Pourquoi cette angoisse du jeune "futur adulte" est-elle si forte de nos jours par rapport à d'autres époques ?
Sans doute parce qu'il n'y a plus de modèle tout fait de « l'homme fait », comme on disait jadis. L'adulte n'est plus un habit que l'en endosse en devenant « soldat, père de famille, citoyen » (comme disait Léon Bourgeois à la fin du XIXe). On entre dans l'âge adulte, mais on ne cesse plus d'essayer de le devenir.
Les conduites à risque dans cette perpective sont à interpréter comme une sorte de radicalisation de l'expérimentation de l'existence, propre à la jeunesse : pour sentir la vie, il faut la risque ou la brûler …
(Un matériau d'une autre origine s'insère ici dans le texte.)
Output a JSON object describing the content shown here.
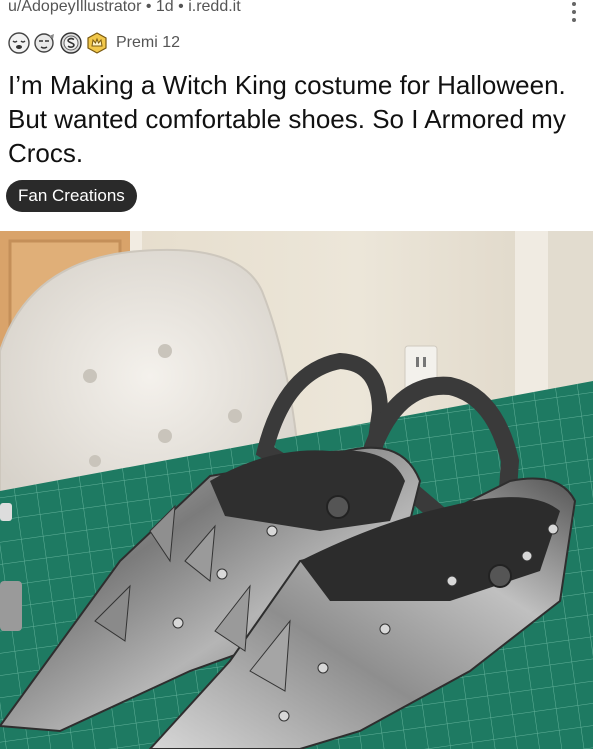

Je ne dirai pas que, pour les retraités, le reste de la vie sera une rigolade, car la fin de vie n'est pas forcément réjouissante à envisager. PHT
oui c'est sûr, une rigolade... tout est relatif. Mais c'est comme si passé la cinquantaine, vu de notre âge à nous, être adulte est une question réglée. On ne s'imagine pas bien quelles seront les autres questions qui se poseront, relatives à ces âges là. Nous avons l'image d'un retraité vieillissant entouré de sa famille et profitant des gens qu'il aime. D'où le choc lorsque l'on découvre, à l'instar de la canicule, que dans la réalité nous ne traitons pas si bien nos vieux que cela, car beaucoup sont isolés et nous n'en avons pas conscience.
C'est la raison pour laquelle le problème est davantage la solitude que la vieillesse. Cela fera l'objet d'un futur texte et, je l'espère, livre.